La Commission von der Leyen investie par le Parlement européen



La Commission européenne dirigée par 
Ursula von der Leyen

a été approuvée, mercredi, par le Parlement européen. Les eurodéputés lui ont donné
leur confiance avec une confortable majorité

de 461 voix, 157 s’étant prononcés contre, et 89 s’abstenant. En dépit des 
nombreuses péripéties

et complications qui ont émaillé la mise en place de cette équipe, son score est meilleur que celui qu’avait obtenu il y a cinq ans, Jean-Claude Juncker.

Ne sous-estimons pas nos moyens et nos talents.

Le discours qu’a tenu la responsable allemande devant les élus dans l’hémicycle du Parlement à Strasbourg a été d’une tonalité bien différente de celle employée par son prédécesseur. Dramatisant les enjeux après la percée des populistes aux élections du printemps, Jean-Claude Juncker avait expliqué, avec gravité, qu’il allait diriger 
« la Commission de la dernière chance ».

Rien de tel chez Ursula von der Leyen qui ne s’est pas départie, durant sa prise de parole, d’un optimisme et d’un enthousiasme déconcertant. « Ne sous-estimons pas nos moyens et nos talents », a-t-elle lancé, en engageant l’Europe à maîtriser les technologies clés et à en devenir propriétaires.

« L’Europe peut être fière à de nombreux titres, soulignait-elle un peu plus tard, nous sommes la première superpuissance commerciale au monde. Notre industrie est l’une des plus performantes dans les secteurs à haute valeur ajoutée : elle produit un tiers des satellites dans le monde. » 
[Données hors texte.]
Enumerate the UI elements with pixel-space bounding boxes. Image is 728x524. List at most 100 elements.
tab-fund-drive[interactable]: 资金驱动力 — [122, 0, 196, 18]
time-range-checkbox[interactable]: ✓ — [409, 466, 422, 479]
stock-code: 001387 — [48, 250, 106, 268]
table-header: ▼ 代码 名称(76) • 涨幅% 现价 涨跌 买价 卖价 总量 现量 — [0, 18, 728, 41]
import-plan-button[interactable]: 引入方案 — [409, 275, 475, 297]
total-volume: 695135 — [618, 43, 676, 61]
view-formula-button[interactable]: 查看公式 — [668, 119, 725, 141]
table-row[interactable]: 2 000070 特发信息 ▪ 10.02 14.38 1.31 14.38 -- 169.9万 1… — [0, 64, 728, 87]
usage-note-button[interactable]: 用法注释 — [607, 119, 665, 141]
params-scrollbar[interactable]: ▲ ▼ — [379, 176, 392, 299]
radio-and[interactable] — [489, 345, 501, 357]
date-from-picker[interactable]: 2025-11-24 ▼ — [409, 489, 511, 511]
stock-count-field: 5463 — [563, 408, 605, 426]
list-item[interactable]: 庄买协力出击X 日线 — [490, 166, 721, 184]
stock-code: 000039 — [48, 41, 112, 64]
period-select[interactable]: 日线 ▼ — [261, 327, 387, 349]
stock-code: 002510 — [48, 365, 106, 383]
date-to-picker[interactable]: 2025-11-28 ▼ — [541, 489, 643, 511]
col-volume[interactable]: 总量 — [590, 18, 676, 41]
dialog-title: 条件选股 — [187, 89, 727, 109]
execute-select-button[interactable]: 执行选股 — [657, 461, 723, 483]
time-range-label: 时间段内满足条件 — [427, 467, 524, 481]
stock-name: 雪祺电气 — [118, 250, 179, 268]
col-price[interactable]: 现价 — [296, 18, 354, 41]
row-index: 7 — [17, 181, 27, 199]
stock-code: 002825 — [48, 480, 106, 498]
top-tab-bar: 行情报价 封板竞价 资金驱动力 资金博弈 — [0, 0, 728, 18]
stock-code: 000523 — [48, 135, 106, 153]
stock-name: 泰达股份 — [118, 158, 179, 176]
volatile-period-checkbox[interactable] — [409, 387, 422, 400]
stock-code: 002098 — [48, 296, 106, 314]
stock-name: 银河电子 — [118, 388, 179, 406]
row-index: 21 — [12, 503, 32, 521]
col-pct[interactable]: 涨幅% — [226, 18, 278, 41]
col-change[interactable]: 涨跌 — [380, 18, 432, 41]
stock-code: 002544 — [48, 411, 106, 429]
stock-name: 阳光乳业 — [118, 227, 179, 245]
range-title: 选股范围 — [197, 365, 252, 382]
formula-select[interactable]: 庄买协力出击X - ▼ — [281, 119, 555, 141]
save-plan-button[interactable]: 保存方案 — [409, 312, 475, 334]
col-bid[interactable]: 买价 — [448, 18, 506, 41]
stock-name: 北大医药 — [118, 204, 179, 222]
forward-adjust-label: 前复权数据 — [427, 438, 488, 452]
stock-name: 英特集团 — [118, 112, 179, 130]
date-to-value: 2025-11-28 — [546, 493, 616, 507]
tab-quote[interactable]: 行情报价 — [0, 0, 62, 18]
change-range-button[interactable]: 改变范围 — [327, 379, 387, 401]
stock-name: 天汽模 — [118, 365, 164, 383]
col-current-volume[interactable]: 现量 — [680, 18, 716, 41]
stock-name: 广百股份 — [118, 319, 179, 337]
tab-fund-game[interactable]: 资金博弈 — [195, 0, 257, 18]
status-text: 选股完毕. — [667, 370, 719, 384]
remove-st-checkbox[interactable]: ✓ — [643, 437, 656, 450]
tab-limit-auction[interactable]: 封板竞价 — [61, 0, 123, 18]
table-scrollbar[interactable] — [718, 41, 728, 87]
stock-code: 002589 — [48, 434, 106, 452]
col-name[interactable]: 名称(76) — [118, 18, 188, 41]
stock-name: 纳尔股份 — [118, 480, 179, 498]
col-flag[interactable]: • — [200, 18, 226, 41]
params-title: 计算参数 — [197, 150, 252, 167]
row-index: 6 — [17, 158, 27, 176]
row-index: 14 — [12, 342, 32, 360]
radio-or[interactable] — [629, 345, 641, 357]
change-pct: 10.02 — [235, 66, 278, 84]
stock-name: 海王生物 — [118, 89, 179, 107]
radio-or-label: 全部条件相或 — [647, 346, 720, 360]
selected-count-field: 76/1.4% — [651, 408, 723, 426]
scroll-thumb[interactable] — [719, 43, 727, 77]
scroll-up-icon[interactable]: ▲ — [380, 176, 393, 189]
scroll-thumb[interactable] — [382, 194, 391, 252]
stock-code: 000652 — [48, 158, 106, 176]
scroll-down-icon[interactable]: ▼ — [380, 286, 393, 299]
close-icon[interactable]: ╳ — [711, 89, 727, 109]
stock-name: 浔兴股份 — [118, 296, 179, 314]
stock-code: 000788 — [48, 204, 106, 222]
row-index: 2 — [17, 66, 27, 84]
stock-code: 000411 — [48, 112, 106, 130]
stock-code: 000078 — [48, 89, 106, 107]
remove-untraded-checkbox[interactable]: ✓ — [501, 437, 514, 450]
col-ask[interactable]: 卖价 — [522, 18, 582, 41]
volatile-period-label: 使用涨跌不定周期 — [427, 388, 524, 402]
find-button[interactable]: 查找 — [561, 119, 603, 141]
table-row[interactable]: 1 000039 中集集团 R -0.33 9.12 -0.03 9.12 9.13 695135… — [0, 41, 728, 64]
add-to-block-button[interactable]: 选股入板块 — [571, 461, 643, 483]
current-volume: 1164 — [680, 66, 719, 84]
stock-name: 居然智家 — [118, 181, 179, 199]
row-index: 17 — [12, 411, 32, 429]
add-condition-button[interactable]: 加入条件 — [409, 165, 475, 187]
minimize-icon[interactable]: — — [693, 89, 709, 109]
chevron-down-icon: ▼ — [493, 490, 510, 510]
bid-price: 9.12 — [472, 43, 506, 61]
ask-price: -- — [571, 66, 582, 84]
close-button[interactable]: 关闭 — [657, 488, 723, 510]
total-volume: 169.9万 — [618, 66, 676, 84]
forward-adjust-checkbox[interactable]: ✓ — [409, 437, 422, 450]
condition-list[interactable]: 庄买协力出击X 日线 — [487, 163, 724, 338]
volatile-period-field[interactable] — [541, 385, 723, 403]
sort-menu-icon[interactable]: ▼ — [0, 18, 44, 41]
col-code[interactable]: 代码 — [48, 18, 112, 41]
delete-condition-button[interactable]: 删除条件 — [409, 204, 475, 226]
L’ambition est affichée dans tous les chapitres de son programme : « Notre union tout entière va s’engager dans un processus de transformation qui affectera toutes les composantes de notre société et de notre économie », a-t-elle ajouté, faisant allusion au « new green deal » le pacte vert qu’elle s’engage à proposer dans les cent premiers jours de la mandature et la numérisation de l’économie.

Les parlementaires impatients

Ursula von der Leyen qui sait que tous les groupes parlementaires, y compris ceux qui viennent de lui accorder leur confiance, attendent qu’elle fasse ses preuves rapidement a annoncé, outre
le « new green deal »

, qui doit faire de l’Union européenne le premier continent à neutralité carbone en 2050, une remise à niveau de l’Europe dans l’innovation et la numérisation de l’économie, un salaire minimum partout sur le continent et, sur le plan institutionnel, une grande conférence consacrée à l’avenir de l’Europe qui pourra inclure un droit d’initiative législatif pour le Parlement européen qui en rêve depuis longtemps.

Elle a aussi rappelé qu’elle avait constitué pour la première fois une commission paritaire (il manque toutefois une femme qu’elle n’a pu remplacer après 
l’éviction de la Française Sylvie Goulard

) et les commissaires ont été enjoints de constituer des équipes de conseillers mixtes. « La parité sera assurée à tous les niveaux de l’encadrement d’ici la fin du mandat » s’est-elle réjouie.